Electrodynamic posts on August 25, 2013 00:34
On a good note, the give-a-way is back in full force. It is not illegal. I will give a way an IB 24" and a BM mkIV prototype woofer to those who donated to the MS Foundation.
Electrodynamic posts on August 25, 2013 00:25
cpp, post: 984233
I was looking at your site and was attempting to pull up the “ About Us” to find out a little more about the company but I can't seem to pull it up.. Using Firefox and Chrome

Odd because I can pull it up just fine using Chrome. http://stereointegrity.com/images/aboutus.jpg
cpp posts on August 24, 2013 07:57
Electrodynamic, post: 984216
My sites have been edited due to your post. There never was a “pay us an you are entered into a raffle”. All proceeds went towards MS research. No amount of money went to the company or myself. And no one who gives/gave to the charitable MS organization will have a chance to get anything from us.

I was looking at your site and was attempting to pull up the “ About Us” to find out a little more about the company but I can't seem to pull it up.. Using Firefox and Chrome
cpp posts on August 24, 2013 07:49
Chu Gai, post: 983753
Electrodynamic, I checked your company's webpage and noticed you're running a raffle with a prize. Unless the laws are different in your state, which you should look into, you have to be a non profit organization with the proper credentials to actually do this. What you probably can do is to run a sweepstakes but then people would not be obligated to purchase anything or make a donation.

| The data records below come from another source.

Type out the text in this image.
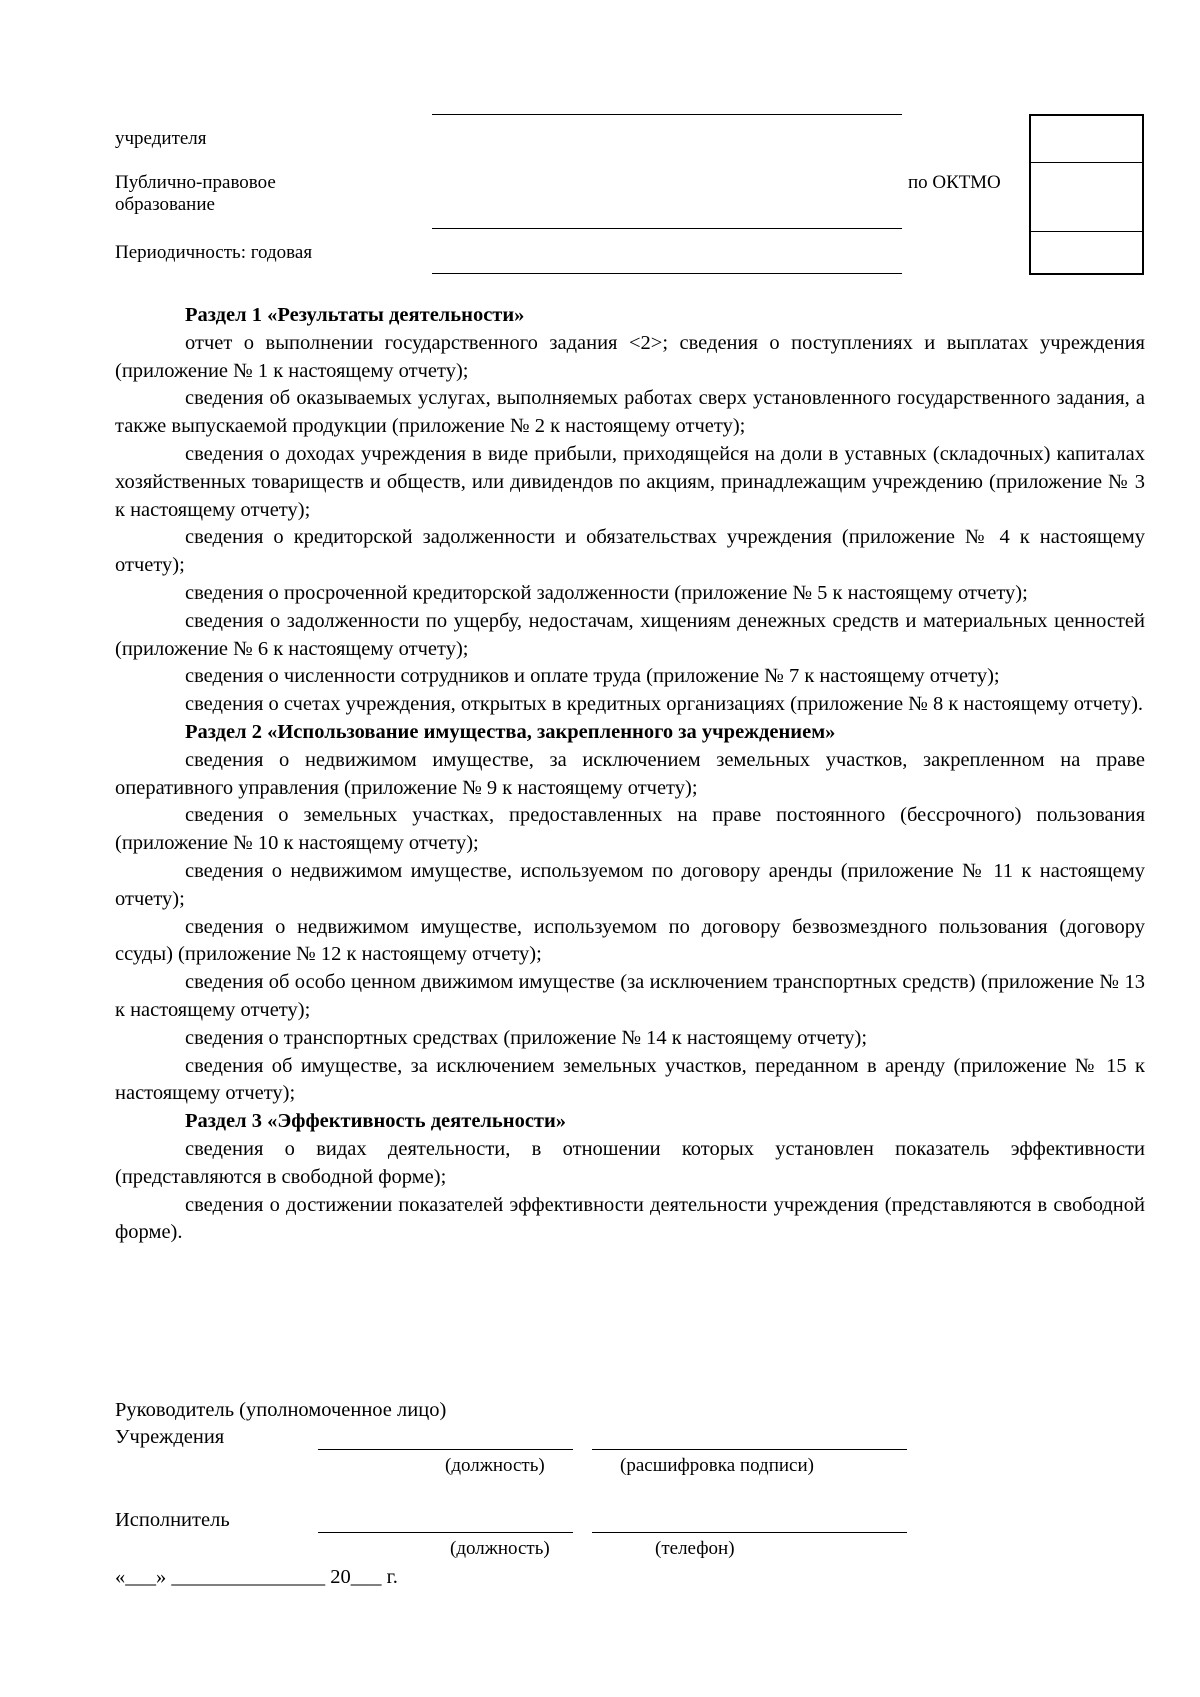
учредителя
Публично-правовое
образование
по ОКТМО
Периодичность: годовая
Раздел 1 «Результаты деятельности»

отчет о выполнении государственного задания <2>; сведения о поступлениях и выплатах учреждения (приложение № 1 к настоящему отчету);

сведения об оказываемых услугах, выполняемых работах сверх установленного государственного задания, а также выпускаемой продукции (приложение № 2 к настоящему отчету);

сведения о доходах учреждения в виде прибыли, приходящейся на доли в уставных (складочных) капиталах хозяйственных товариществ и обществ, или дивидендов по акциям, принадлежащим учреждению (приложение № 3 к настоящему отчету);

сведения о кредиторской задолженности и обязательствах учреждения (приложение № 4 к настоящему отчету);

сведения о просроченной кредиторской задолженности (приложение № 5 к настоящему отчету);

сведения о задолженности по ущербу, недостачам, хищениям денежных средств и материальных ценностей (приложение № 6 к настоящему отчету);

сведения о численности сотрудников и оплате труда (приложение № 7 к настоящему отчету);

сведения о счетах учреждения, открытых в кредитных организациях (приложение № 8 к настоящему отчету).

Раздел 2 «Использование имущества, закрепленного за учреждением»

сведения о недвижимом имуществе, за исключением земельных участков, закрепленном на праве оперативного управления (приложение № 9 к настоящему отчету);

сведения о земельных участках, предоставленных на праве постоянного (бессрочного) пользования (приложение № 10 к настоящему отчету);

сведения о недвижимом имуществе, используемом по договору аренды (приложение № 11 к настоящему отчету);

сведения о недвижимом имуществе, используемом по договору безвозмездного пользования (договору ссуды) (приложение № 12 к настоящему отчету);

сведения об особо ценном движимом имуществе (за исключением транспортных средств) (приложение № 13 к настоящему отчету);

сведения о транспортных средствах (приложение № 14 к настоящему отчету);

сведения об имуществе, за исключением земельных участков, переданном в аренду (приложение № 15 к настоящему отчету);

Раздел 3 «Эффективность деятельности»

сведения о видах деятельности, в отношении которых установлен показатель эффективности (представляются в свободной форме);

сведения о достижении показателей эффективности деятельности учреждения (представляются в свободной форме).

Руководитель (уполномоченное лицо)
Учреждения
(должность)	(расшифровка подписи)
Исполнитель
(должность)	(телефон)
«___» _______________ 20___ г.
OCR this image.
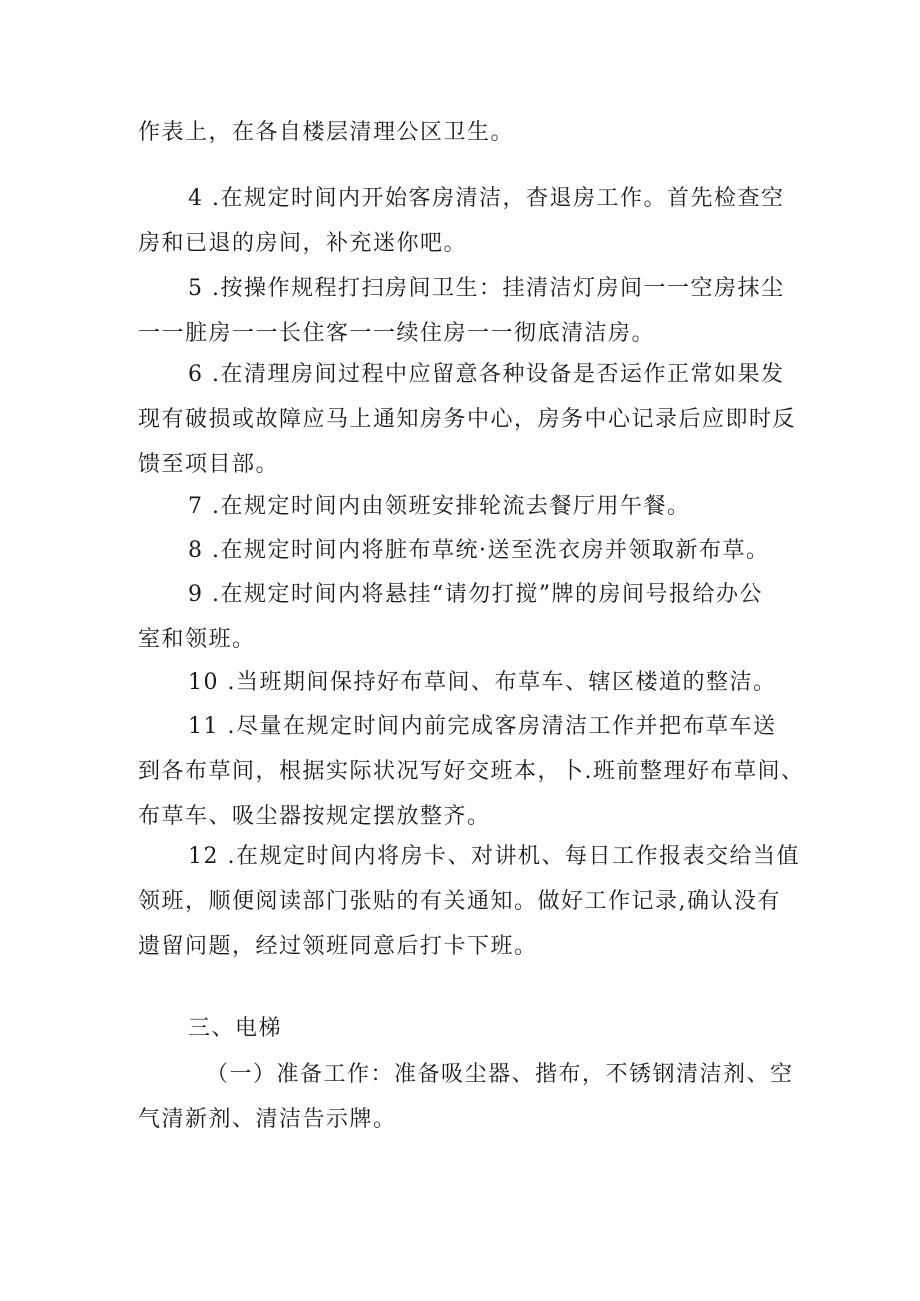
作表上，在各自楼层清理公区卫生。
4 .在规定时间内开始客房清洁，杳退房工作。首先检查空
房和已退的房间，补充迷你吧。
5 .按操作规程打扫房间卫生：挂清洁灯房间一一空房抹尘
一一脏房一一长住客一一续住房一一彻底清洁房。
6 .在清理房间过程中应留意各种设备是否运作正常如果发
现有破损或故障应马上通知房务中心，房务中心记录后应即时反
馈至项目部。
7 .在规定时间内由领班安排轮流去餐厅用午餐。
8 .在规定时间内将脏布草统·送至洗衣房并领取新布草。
9 .在规定时间内将悬挂“请勿打搅”牌的房间号报给办公
室和领班。
10 .当班期间保持好布草间、布草车、辖区楼道的整洁。
11 .尽量在规定时间内前完成客房清洁工作并把布草车送
到各布草间，根据实际状况写好交班本，卜.班前整理好布草间、
布草车、吸尘器按规定摆放整齐。
12 .在规定时间内将房卡、对讲机、每日工作报表交给当值
领班，顺便阅读部门张贴的有关通知。做好工作记录,确认没有
遗留问题，经过领班同意后打卡下班。
三、电梯
（一）准备工作：准备吸尘器、揩布，不锈钢清洁剂、空
气清新剂、清洁告示牌。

Is Your Fundraising Raffle Legal in Your State? | NALS…the association for legal professionals
Electrodynamic posts on August 24, 2013 00:18
Chu Gai, post: 983753
Electrodynamic, I checked your company's webpage and noticed you're running a raffle with a prize. Unless the laws are different in your state, which you should look into, you have to be a non profit organization with the proper credentials to actually do this. What you probably can do is to run a sweepstakes but then people would not be obligated to purchase anything or make a donation.

My sites have been edited due to your post. There never was a “pay us an you are entered into a raffle”. All proceeds went towards MS research. No amount of money went to the company or myself. And no one who gives/gave to the charitable MS organization will have a chance to get anything from us.